I tracked several Klan leaders and other notable members long after the public Klan organization and activities faded away due to scandals, exposure, and declining public interest. The open secret of “the Invisible Empire” wasn’t hidden or censored. It just stopped being talked about. Newspapers would list other fraternal organizations in the obituaries of these men and even list the other known Klan members attending or acting as pallbearers. There would be no mention of any of their previous Klan activity, even in notorious cases of Klan minister J. F. McMahan or the “Exalted Cyclops” J. J. Reynods. The membership of the Klan overlapped with many political, business, and other fraternal organizations these Klan members stayed active in such as the Elks, Moose, and Masons. No matter how public and open the Klan members were, nobody ever seemed to mention it in their later years or coverage.
They often held powerful positions and shaped policy, never renouncing those beliefs or membership. They rationalized the same white supremacist views with the belief that they held no animosity or hate in their heart towards any other groups of people. No matter how much they believed others were inferior, or not yet civilized, or were a threat that had to be stopped, they generally argued they weren’t prejudiced. But white supremacy? That was just facts!

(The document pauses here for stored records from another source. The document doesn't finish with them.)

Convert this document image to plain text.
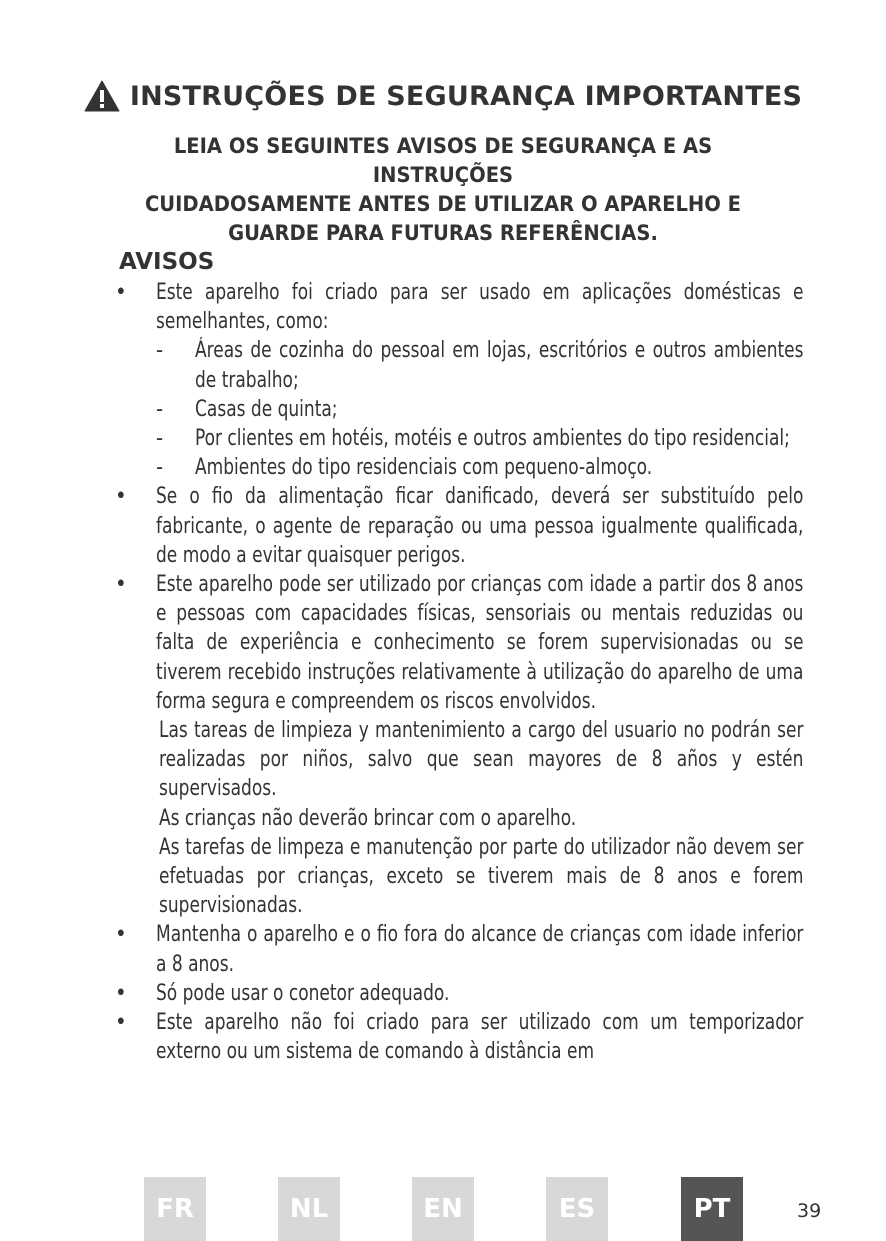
INSTRUÇÕES DE SEGURANÇA IMPORTANTES
LEIA OS SEGUINTES AVISOS DE SEGURANÇA E AS INSTRUÇÕES
CUIDADOSAMENTE ANTES DE UTILIZAR O APARELHO E
GUARDE PARA FUTURAS REFERÊNCIAS.
AVISOS
•	Este aparelho foi criado para ser usado em aplicações domésticas e semelhantes, como:
-	Áreas de cozinha do pessoal em lojas, escritórios e outros ambientes de trabalho;
-	Casas de quinta;
-	Por clientes em hotéis, motéis e outros ambientes do tipo residencial;
-	Ambientes do tipo residenciais com pequeno-almoço.
•	Se o fio da alimentação ficar danificado, deverá ser substituído pelo fabricante, o agente de reparação ou uma pessoa igualmente qualificada, de modo a evitar quaisquer perigos.
•	Este aparelho pode ser utilizado por crianças com idade a partir dos 8 anos e pessoas com capacidades físicas, sensoriais ou mentais reduzidas ou falta de experiência e conhecimento se forem supervisionadas ou se tiverem recebido instruções relativamente à utilização do aparelho de uma forma segura e compreendem os riscos envolvidos.
Las tareas de limpieza y mantenimiento a cargo del usuario no podrán ser realizadas por niños, salvo que sean mayores de 8 años y estén supervisados.
As crianças não deverão brincar com o aparelho.
As tarefas de limpeza e manutenção por parte do utilizador não devem ser efetuadas por crianças, exceto se tiverem mais de 8 anos e forem supervisionadas.
•	Mantenha o aparelho e o fio fora do alcance de crianças com idade inferior a 8 anos.
•	Só pode usar o conetor adequado.
•	Este aparelho não foi criado para ser utilizado com um temporizador externo ou um sistema de comando à distância em
FR	NL	EN	ES	PT	39
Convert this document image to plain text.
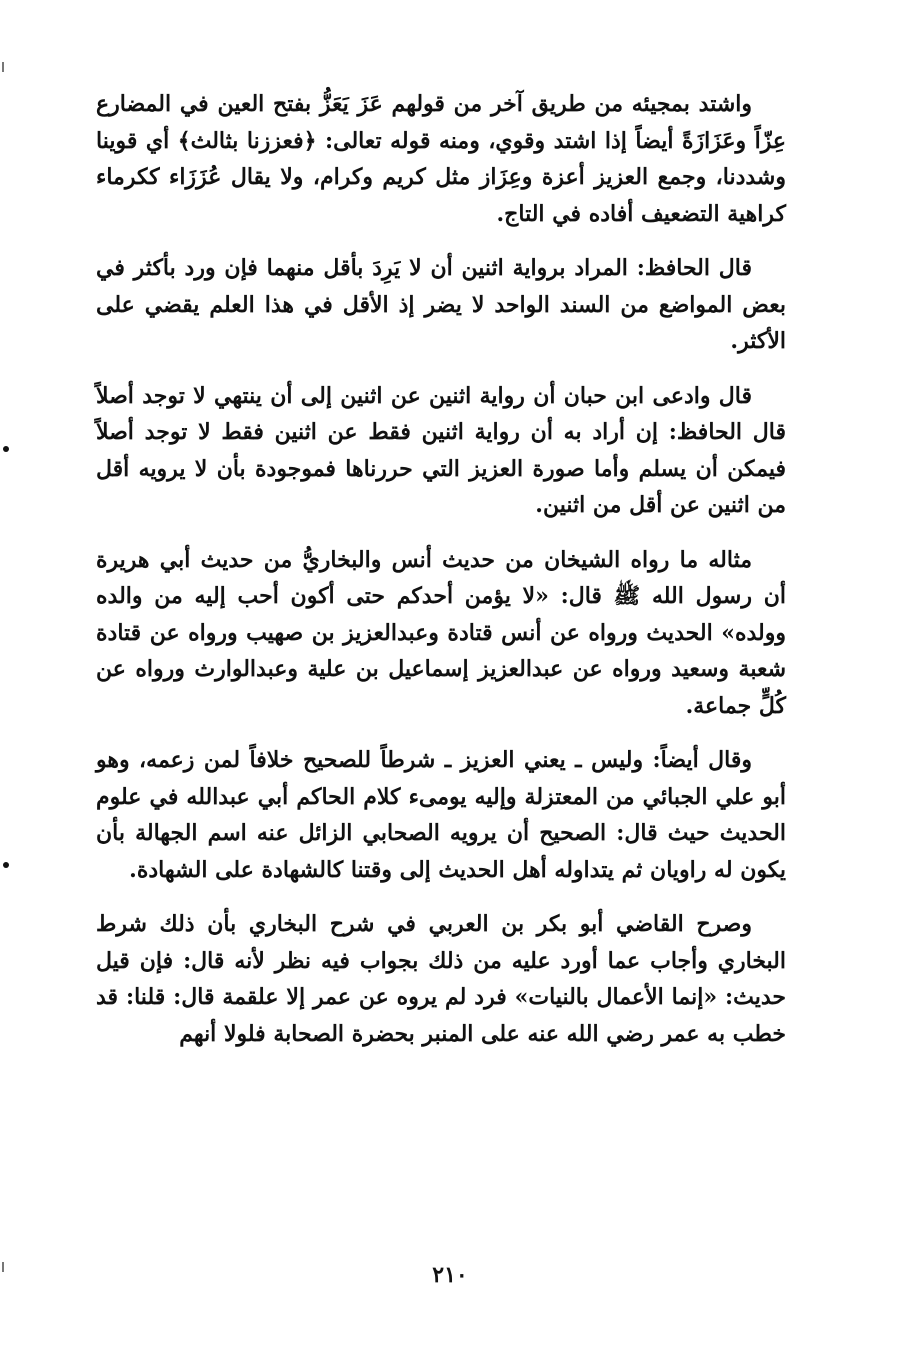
واشتد بمجيئه من طريق آخر من قولهم عَزَ يَعَزُّ بفتح العين في المضارع عِزّاً وعَزَازَةً أيضاً إذا اشتد وقوي، ومنه قوله تعالى: ﴿فعززنا بثالث﴾ أي قوينا وشددنا، وجمع العزيز أعزة وعِزَاز مثل كريم وكرام، ولا يقال عُزَزَاء ككرماء كراهية التضعيف أفاده في التاج.

قال الحافظ: المراد برواية اثنين أن لا يَرِدَ بأقل منهما فإن ورد بأكثر في بعض المواضع من السند الواحد لا يضر إذ الأقل في هذا العلم يقضي على الأكثر.

قال وادعى ابن حبان أن رواية اثنين عن اثنين إلى أن ينتهي لا توجد أصلاً قال الحافظ: إن أراد به أن رواية اثنين فقط عن اثنين فقط لا توجد أصلاً فيمكن أن يسلم وأما صورة العزيز التي حررناها فموجودة بأن لا يرويه أقل من اثنين عن أقل من اثنين.

مثاله ما رواه الشيخان من حديث أنس والبخاريُّ من حديث أبي هريرة أن رسول الله ﷺ قال: «لا يؤمن أحدكم حتى أكون أحب إليه من والده وولده» الحديث ورواه عن أنس قتادة وعبدالعزيز بن صهيب ورواه عن قتادة شعبة وسعيد ورواه عن عبدالعزيز إسماعيل بن علية وعبدالوارث ورواه عن كُلٍّ جماعة.

وقال أيضاً: وليس ـ يعني العزيز ـ شرطاً للصحيح خلافاً لمن زعمه، وهو أبو علي الجبائي من المعتزلة وإليه يومىء كلام الحاكم أبي عبدالله في علوم الحديث حيث قال: الصحيح أن يرويه الصحابي الزائل عنه اسم الجهالة بأن يكون له راويان ثم يتداوله أهل الحديث إلى وقتنا كالشهادة على الشهادة.

وصرح القاضي أبو بكر بن العربي في شرح البخاري بأن ذلك شرط البخاري وأجاب عما أورد عليه من ذلك بجواب فيه نظر لأنه قال: فإن قيل حديث: «إنما الأعمال بالنيات» فرد لم يروه عن عمر إلا علقمة قال: قلنا: قد خطب به عمر رضي الله عنه على المنبر بحضرة الصحابة فلولا أنهم

٢١٠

The targets of the Klan clearly understood what the Klan was about in their own newspapers, even as Klan members and polite society normalized their nonsense. This was exemplified daily in Black newspapers that circulated in the Twin Cities like the Chicago Whip and letters to the editor by local Catholics. In November 1924 the Klan throughout the Midwest was celebrating their election victories and a new immigration law that set quotas protecting Nordic and Anglo-Saxon “racial” majorities. The Klan wasn’t generally Hollywood villains and monsters. It was our grandparents and great-grandparents believing they were being very patriotic and defending America.
Some of the arguments have echoed through time, such as when there is ever a push to stop whitewashing other American perspectives from history. This line from a 1922 Klan advertisement could be uttered nearly verbatim at a school board meeting today: “In our schools and libraries are books that libel American citizens, books that create hatred and dislike among the people of different sections of America. The Klan is pledged to true history.”
Most importantly, the second Klan was just one of many white nationalist movements that exploded in the United States during a time of increased fear, conspiracy theories, and disinformation. Between Red Scares and the Great Migration, there was plenty of fuel for those embracing white nationalist mythology and brutal solutions to stopping “them” from destroying America. That undercurrent and its ideal vision of a nationalist American future is always with our society. It’s based on an idealized past; attempting to conserve a previous perfect union of “real Americans” that never actually existed.
In true Orwellian form, the fight continues to require us to stand up for the objective truth against those peddling lies and white nationalist mythology as “true history.”